| |
| |
| |
Glossen van een' wijsgeer der voorgaande eeuw, met die van eenen opmerker der tegenwoordige. (Ingezonden.)
‘Ik zou wel willen weten, waaruit eigentlijk die daden zijn voortgekomen, waarvan men zegt, dat zij voor en om het vaderland gedaan zijn.’
Glosse. Wij beginnen met alle die daden uit te sluiten, die eens verrigt werden door menschen, die het eigentlijk zelve niet of maar gedeeltelijk wisten; die aan hun onvervreemdbaar menschenregt, aan de waardij van het eeuwige goede, aan het nut voor nageslacht dachten, of die nog iets voelden van hetgeen men magt der heilige waarheid en geestdrift noemt. Zulke waren, ééns vooral, menschen, die met geen of met niet genoeg verstand te werk gingen, gekken, hij wie het gekheid zijn zou naar reden of oorzaak en grond te vragen, die wij dus ook maar onder de gekken rekenen zullen, omdat zij niet rekenden. Vragen wij evenwel naar de dan resteerende
| |
| |
bewijzen van vaderlandsliefde, dan blijft er niet veel degelijks over. Ik zou ieder die daarover wilde klagen, zeggen, dat men om wèl en smakelijk te eten niet in de keuken - om de illusie te bewaren niet in de kleedkamer of in het machineriënhok van acteur en balletmeester - om respect te bewaren niet in het kabinet en vooral niet in het hart van grooten moet zien. Ik denk er daar juist om, dat het vragen naar den oorsprong van stelsels en meeningen, zelfs omtrent heilige zaken, niet altijd het licht velen kan. Dan zou men ligt vies, ligt verontwaardigd, ligt ontsticht worden, als men wat al te naauw heeft leeren toezien. En toch geven wij montaigne's: ‘er is geen groot man voor zijnen kamerdienaar’ niet toe. Er is God dank! wat én het kaarslicht, én het gaslicht, én het daglicht velen kan. Het ‘nil mirari’ is even gevaarlijk en onregtvaardig als het ‘omnia admirari.’

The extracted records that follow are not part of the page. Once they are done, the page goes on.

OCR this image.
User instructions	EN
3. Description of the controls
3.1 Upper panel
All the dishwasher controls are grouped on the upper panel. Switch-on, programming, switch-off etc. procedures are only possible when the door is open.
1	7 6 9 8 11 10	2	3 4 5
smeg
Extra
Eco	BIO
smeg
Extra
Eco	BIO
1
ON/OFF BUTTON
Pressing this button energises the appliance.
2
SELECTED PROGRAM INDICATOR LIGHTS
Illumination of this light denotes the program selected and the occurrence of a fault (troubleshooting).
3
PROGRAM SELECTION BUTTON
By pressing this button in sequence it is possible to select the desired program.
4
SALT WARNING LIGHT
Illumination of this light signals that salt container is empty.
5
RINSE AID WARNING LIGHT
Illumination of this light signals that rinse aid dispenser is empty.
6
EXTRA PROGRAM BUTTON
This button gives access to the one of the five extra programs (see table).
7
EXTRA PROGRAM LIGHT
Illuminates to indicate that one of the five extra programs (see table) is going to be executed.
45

‘Stelt men zich het menschelijk geslacht als één geheel voor, dan moet men wel vele individu's beschouwen alsof zij er ter aanvulling bij geplaatst waren.’
Glosse. Eene voor zoo ver mij bekend is nieuwe vergelijking van de menschen en der zamenleving zou wezen die met eenen rijkelijk bezetten disch, waarop men bij het een en ander vreemds toch meest het lang bekende en soms slechts iets nieuws ziet opdragen. Men ziet er een weinig specerij en zout, slechts hier en daar iets piquants. Dat zijn de denkende mannen, wier woorden iets wegen, maar die weinig
| |
| |
begeerd worden en waarvan de meeste ligt te veel krijgen. De vladen en ulevelletjes representeeren de fatten. Opgesierd goed; maar zoet en laf. De burger die stil en vast zijnen weg gaat, en zich door het gezond verstand laat leiden, is als het brood en de aardappelen, die bij eenen minder gedecideerden smaak nog het best te gebruiken zijn en het geschiktste voedsel opleveren.
‘De jaloezy ontstaat het gemakkelijkst dáár, waar men zich noode waardig keurt om regt en van harte bemind te worden.
De vurigste verdedigers van eenige wetenschap, die hare minachting het minst kunnen verdragen, zijn meestal de zoodanige, die het er niet ver in gebragt hebben en die heimelijk hunne zwakheid in dezen gevoelen.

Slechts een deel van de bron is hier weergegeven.